By restoring the finances, and the authority of government, it was believed that this plan would ensure the success of the Revolution, and would prevent the collapse that was already threatening. Necker, for a moment, was fascinated. But his wife reminded him that this compact would establish Catholicism for ever as the State Church in France, and he broke off the conference. Talleyrand's motion was altered and reproduced in a mitigated form; and on November 26, 1789, 568 votes to 346 decided that the possessions of the clergy were at the disposal of the nation. On December 19 it was resolved that the sum of 16 millions should be raised by the sale of the new national property, to be the basis for an issue of paper money. That was the beginning of the assignats that rendered signal service at first, and fell rapidly after two years. It was made apparent that more was at work below the surface than the financial purpose. There was the desire to break up a powerful organisation, to disarm the aristocratic episcopate, and to bind the individual priest to the Revolution.
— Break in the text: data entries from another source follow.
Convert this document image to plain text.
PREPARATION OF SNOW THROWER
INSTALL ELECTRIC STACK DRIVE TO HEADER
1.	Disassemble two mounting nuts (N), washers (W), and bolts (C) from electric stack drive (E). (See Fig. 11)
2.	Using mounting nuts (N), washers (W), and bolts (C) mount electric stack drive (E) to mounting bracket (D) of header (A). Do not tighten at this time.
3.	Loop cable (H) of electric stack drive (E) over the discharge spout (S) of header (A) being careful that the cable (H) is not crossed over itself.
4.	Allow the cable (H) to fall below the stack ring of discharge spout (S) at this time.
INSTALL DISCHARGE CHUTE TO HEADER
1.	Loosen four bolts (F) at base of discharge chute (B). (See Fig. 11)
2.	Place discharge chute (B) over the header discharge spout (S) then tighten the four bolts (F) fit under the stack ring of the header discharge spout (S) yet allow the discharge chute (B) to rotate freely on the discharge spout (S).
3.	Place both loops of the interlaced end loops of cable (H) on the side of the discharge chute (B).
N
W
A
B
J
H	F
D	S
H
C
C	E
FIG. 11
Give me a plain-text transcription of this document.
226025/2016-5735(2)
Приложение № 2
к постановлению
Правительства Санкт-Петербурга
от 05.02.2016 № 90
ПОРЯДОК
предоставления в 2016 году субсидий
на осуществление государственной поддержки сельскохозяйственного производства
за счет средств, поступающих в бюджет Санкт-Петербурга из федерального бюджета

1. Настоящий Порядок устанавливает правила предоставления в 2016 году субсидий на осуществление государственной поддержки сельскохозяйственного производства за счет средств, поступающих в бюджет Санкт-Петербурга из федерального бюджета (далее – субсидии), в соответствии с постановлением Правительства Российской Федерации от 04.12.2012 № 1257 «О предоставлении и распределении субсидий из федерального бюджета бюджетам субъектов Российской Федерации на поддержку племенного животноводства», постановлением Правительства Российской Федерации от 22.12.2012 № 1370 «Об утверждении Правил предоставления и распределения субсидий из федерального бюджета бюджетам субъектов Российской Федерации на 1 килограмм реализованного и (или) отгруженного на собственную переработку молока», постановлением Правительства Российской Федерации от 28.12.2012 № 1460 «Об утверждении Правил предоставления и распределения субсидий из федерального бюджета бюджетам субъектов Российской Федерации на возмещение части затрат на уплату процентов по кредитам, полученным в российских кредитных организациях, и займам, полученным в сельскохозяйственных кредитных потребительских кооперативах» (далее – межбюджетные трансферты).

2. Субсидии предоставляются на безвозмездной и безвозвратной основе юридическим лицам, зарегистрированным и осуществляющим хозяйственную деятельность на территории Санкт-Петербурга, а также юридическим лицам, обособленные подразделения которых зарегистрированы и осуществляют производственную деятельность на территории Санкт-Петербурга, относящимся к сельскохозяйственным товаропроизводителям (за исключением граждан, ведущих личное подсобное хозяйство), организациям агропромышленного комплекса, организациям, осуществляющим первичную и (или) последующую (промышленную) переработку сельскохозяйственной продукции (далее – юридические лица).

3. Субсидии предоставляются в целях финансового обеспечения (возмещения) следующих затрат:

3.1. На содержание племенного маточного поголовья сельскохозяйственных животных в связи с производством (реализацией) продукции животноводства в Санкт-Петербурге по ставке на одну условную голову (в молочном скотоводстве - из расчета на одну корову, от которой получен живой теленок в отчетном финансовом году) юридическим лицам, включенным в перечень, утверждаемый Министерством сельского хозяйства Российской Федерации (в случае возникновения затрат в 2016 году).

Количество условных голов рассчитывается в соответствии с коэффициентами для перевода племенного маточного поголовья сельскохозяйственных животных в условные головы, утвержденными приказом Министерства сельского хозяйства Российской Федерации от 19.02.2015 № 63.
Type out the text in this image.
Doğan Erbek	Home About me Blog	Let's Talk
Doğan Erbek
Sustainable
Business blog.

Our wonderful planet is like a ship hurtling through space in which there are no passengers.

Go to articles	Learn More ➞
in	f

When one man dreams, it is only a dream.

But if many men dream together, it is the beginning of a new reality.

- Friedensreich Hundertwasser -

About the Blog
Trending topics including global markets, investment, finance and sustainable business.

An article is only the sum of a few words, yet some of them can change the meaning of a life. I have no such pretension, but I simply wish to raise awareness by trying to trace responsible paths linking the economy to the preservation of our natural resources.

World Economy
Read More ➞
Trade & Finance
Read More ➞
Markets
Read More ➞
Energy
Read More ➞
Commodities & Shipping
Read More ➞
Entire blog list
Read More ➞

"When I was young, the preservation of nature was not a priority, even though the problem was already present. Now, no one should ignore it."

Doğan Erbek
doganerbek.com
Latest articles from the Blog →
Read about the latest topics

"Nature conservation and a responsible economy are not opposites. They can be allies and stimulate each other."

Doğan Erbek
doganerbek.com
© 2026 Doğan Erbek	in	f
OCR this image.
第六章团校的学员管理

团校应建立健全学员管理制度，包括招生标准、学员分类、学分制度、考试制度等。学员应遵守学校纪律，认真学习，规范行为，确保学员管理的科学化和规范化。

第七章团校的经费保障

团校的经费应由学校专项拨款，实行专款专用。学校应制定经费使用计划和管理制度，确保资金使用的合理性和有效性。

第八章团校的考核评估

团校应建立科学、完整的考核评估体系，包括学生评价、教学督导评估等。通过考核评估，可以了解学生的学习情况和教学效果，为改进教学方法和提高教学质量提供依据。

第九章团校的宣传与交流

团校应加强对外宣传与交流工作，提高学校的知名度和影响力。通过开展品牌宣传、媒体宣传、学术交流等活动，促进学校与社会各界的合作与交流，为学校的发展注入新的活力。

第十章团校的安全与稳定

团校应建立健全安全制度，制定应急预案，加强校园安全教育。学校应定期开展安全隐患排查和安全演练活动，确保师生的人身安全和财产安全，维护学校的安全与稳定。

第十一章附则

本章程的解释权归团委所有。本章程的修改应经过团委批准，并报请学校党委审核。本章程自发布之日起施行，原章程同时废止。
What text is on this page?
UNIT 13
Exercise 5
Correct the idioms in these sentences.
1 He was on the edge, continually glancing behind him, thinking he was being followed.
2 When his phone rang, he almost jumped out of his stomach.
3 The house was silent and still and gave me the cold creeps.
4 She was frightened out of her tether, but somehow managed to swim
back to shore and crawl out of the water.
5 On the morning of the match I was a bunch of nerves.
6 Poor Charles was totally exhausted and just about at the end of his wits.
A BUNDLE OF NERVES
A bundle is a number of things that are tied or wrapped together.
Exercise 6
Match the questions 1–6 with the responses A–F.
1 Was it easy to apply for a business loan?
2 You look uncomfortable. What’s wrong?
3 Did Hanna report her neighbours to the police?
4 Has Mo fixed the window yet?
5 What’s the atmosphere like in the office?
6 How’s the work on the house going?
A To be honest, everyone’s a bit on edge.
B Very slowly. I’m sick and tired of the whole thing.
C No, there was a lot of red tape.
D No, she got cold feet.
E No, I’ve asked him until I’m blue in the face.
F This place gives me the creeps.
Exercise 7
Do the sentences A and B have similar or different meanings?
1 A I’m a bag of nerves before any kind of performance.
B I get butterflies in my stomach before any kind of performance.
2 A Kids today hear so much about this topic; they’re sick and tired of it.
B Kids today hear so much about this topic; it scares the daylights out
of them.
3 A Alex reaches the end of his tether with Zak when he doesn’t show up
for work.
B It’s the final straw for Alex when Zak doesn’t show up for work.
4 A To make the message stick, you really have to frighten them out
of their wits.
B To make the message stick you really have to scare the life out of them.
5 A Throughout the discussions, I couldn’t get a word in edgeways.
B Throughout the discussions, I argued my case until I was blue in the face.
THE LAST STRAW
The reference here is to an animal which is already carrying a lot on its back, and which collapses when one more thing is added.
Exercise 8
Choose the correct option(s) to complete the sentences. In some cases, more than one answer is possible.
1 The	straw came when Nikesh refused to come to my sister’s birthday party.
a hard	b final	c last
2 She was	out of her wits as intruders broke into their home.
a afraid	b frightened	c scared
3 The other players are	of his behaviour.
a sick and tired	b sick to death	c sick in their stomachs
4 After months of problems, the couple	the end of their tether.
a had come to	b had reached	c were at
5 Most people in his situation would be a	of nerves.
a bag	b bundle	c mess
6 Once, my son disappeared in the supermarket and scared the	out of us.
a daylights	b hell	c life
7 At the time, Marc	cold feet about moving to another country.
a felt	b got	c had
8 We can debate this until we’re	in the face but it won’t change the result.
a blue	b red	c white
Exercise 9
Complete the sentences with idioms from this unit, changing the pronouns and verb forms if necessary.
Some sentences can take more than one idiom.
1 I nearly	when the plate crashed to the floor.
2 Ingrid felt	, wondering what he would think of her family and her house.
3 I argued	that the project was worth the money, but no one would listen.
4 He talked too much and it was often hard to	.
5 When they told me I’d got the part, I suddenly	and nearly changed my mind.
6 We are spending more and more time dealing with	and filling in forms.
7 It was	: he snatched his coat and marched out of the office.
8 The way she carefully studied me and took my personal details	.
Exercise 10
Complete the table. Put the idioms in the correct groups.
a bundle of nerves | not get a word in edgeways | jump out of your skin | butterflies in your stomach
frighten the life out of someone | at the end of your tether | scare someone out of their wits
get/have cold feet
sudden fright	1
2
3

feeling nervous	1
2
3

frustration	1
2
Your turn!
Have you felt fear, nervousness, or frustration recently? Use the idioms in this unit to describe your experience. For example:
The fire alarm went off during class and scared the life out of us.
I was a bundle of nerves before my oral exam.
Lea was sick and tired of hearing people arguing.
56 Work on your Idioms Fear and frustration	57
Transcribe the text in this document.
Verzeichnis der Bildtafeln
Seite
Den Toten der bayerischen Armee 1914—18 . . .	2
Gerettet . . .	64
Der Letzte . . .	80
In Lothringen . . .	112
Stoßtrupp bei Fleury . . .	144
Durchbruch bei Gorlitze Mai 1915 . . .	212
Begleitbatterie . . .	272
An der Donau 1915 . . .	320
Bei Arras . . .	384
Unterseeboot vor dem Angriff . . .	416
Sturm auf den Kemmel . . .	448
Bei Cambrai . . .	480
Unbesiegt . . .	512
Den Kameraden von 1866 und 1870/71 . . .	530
Therefore Malouet made no impression when he urged that they were taking on themselves the maintenance not only of the priesthood, but of the poor; and that no surplus would be available as long as there was a Frenchman starving.

In August, 1789, a committee on Church questions had been appointed, and in February, as it did not agree, its numbers were increased, and the minority was swamped. Thereupon they reported against the religious orders. Monasticism for some time had been declining, and the monks fell, in a few years, from 26,000 to 17,000. Nine religious orders disappeared in the course of twelve years. On February 13, 1790, the principle that the civil law supported the rule against the monk was abandoned. Members of monastic orders were to depart freely if they liked, and to remain if they liked. Those who elected to leave were to receive a pension. The position of those who remained was regulated in a series of decrees, adverse to the system, but favourable to the inmate. It was not until after the fall of the throne that all monastic orders were dissolved, and all their buildings were seized.

When the property of the Church became the property of the State, the committee drew up a scheme of distribution. They called it the Civil Constitution of the Clergy, meaning the regulation of relations between Church and State under the new Constitution.

The debate began on May 29, and the final vote was taken on July 12. The first object was to save money. The bishops were rich, they were numerous, and they were not popular. Those among them who had been chosen by the Church itself for its supreme reward, the Cardinal's hat – Rohan, Loménie de Brienne, Bernis, Montmorency and Talleyrand – were men notoriously of evil repute. Here then the Committee proposed to economise, reducing the number by fifty, and their income to a thousand a year. Each of the departments, just created, was to become a diocese. There were no archbishops. This was not economy, but theory. By putting all bishops on the same level, they lowered the papacy. For the Jansenists influenced the Assembly, and the Jansenists had, for a century, borne persecution, and had learnt to look with aversion both on papacy and prelacy, under which they had suffered, and they had grown less averse to presbyterianism. As they took away the patronage from the king, and did not transfer it to the Pope who was a more absolute sovereign than the king, and besides was a foreigner, they met the difficulty by the principle of election, which had been upheld by high authorities, and had played a great part in earlier times. The bishop was to be chosen by the departmental electors, the parish priest by the district electors; and this was to be done in the Church after Mass. It was assumed, but not ordained, that electors of other denominations would thereby be excluded. But at Strasburg a bishop was elected by a Protestant majority. In conformity with the opinion of Bossuet, the right of institution was taken away from Rome.

1.Dilke, Papers of a Critic, vol. ii. pp. 309-384; Buckle, History of Civilisation, ed. J. M. Robertson, pp. 258-269.